If it can be Measured, it can be Managed

What does an efficient Revenue Cycle look like?

With hospital margins tighter than ever, intelligent revenue cycle management and efficient billing processes are critical. Benchmarking can show areas of underperformance and focus on opportunities for operational improvement.

The benchmarks below are industry standard and provide a guide to optimal performance within several areas of Revenue Cycle operations. Measured against these thresholds your organization can begin to see operational management and improvement opportunities revealed, allowing for identification and correction of root causes.

1. Best Practice for Patient Access

• Pre-Registration - (Excludes unscheduled visits such as emergency/urgent care cases)
Accurate completion of all patient data fields required for registration. 98%

• Insurance Verification –
(Includes non-scheduled encounters verified within one day of service or date of admission)
Scheduled encounters that have been verified prior to, or at time of service 98%

• Patient Collections - Collecting patient responsibility dollars for services rendered
Inpatient patient-pay balances prior to discharge > 65%
Outpatient patient-pay balances prior to service > 75%
ER patient-pay balances prior to departure > 50%

• Financial Counseling - Payment arrangements made for individuals prior to rendering service
Screening of uninsured IPs & high balance OPs for financial aid 98%
Payment arrangements for non-charity eligible IPs and high balance OPs 98%
Prompt-payment discount percentages 5% - 20%

2. Best Practice for Claim submission
Billing is one of the most crucial components in the healthcare business equation, requiring timely submission, corrections and consistent follow-up in order to receive timely payment for services rendered.

HIPAA-compliant electronic claim submission rate 100%
Discharged/Not Final-Billed (DNFB) backlog < 1 A/R Day
Medicare Secondaries and supplements billed following adjudication < 2 Business Days
Commercial COB billing following Primary payment < 2 Business Days
Medicare RTP (Return to Provider) rate < 3%

3. Best Practice for Error Reduction
An estimated $262 billion (9%) of the roughly $3 trillion in claims submitted by hospitals last year were initially denied. Opportunity for error in the billing process is astronomical. Many people are involved in a single patient's bill; some sources estimate up to 55% of all patient bills contain errors which may result in denials and up to 1 in 4 claims are denied, according to research from the Government Accountability Office (GAO).

Missing HCPCS or CPT-4 code 0 tolerance
Missing or Invalid CPT/HCPCS codes 0 tolerance
Missing/Invalid/Incorrect modifier 0 tolerance
Incorrect Item pricing 0 tolerance
Item description is “Miscellaneous” 0 tolerance

4. Best Practice for Denials Management
A vast majority of denied claims are recoverable (63%). However it still costs providers approximately $118 per claim on appeals, or as much as $8.6 billion in administrative costs nationwide. A typical health system can potentially lose as much as 3.3% of net patient revenue through denials.

Registration and Eligibility are cited as the leading causes of denials (23.9%) followed by Missing or Invalid Claim Data (14.6%).

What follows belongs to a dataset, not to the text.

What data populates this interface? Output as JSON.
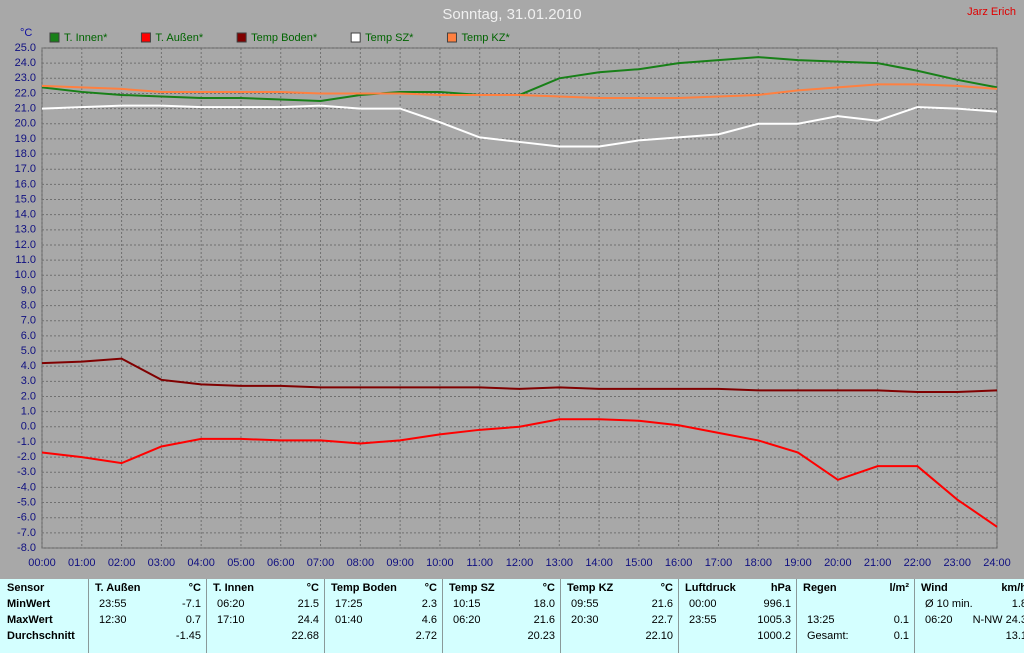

This combined 38.5% of denials are “Soft” denials, which can typically be paid upon correction. “Hard” denials (Non-Covered, Un-Timely Filing, etc.) must be written off.

Overall initial denials rate (% of gross revenue) < 4%
Clinical initial denials (i.e., Medical Necessity) rate (% of gross revenue) < 5%
Technical denials (fulfillment of requests by payer) rate (% of gross revenue) < 3%
Appealed denials overturned rate 40% to 60%
Underpayments additional collection rate < 75%

5. Best Practice for Accounts Receivable
Cash is the lifeblood of any business and healthcare services are no different. Maintaining a healthy accounts receivable (A/R) balance is essential to strong financial performance.

Insurance A/R > 90 days from service or discharge (percent of total Ins A/R) < 15% to 20%
Insurance A/R > 180 days from service or discharge (percent of total Ins A/R) < 5%
Insurance A/R > 365 days from service or discharge (percent of total Ins A/R) <2%
Bad debt write offs (as a percentage of gross revenue) < 3%
Charity write offs (as a percentage of gross revenue) < 3%
Net A/R Days < 50
Cost-to-Collect (as a percent of net patient revenue) < 3%

System reporting and analytics employed properly and consistently, are powerful tools in providing a comprehensive view of a hospital’s financial operations.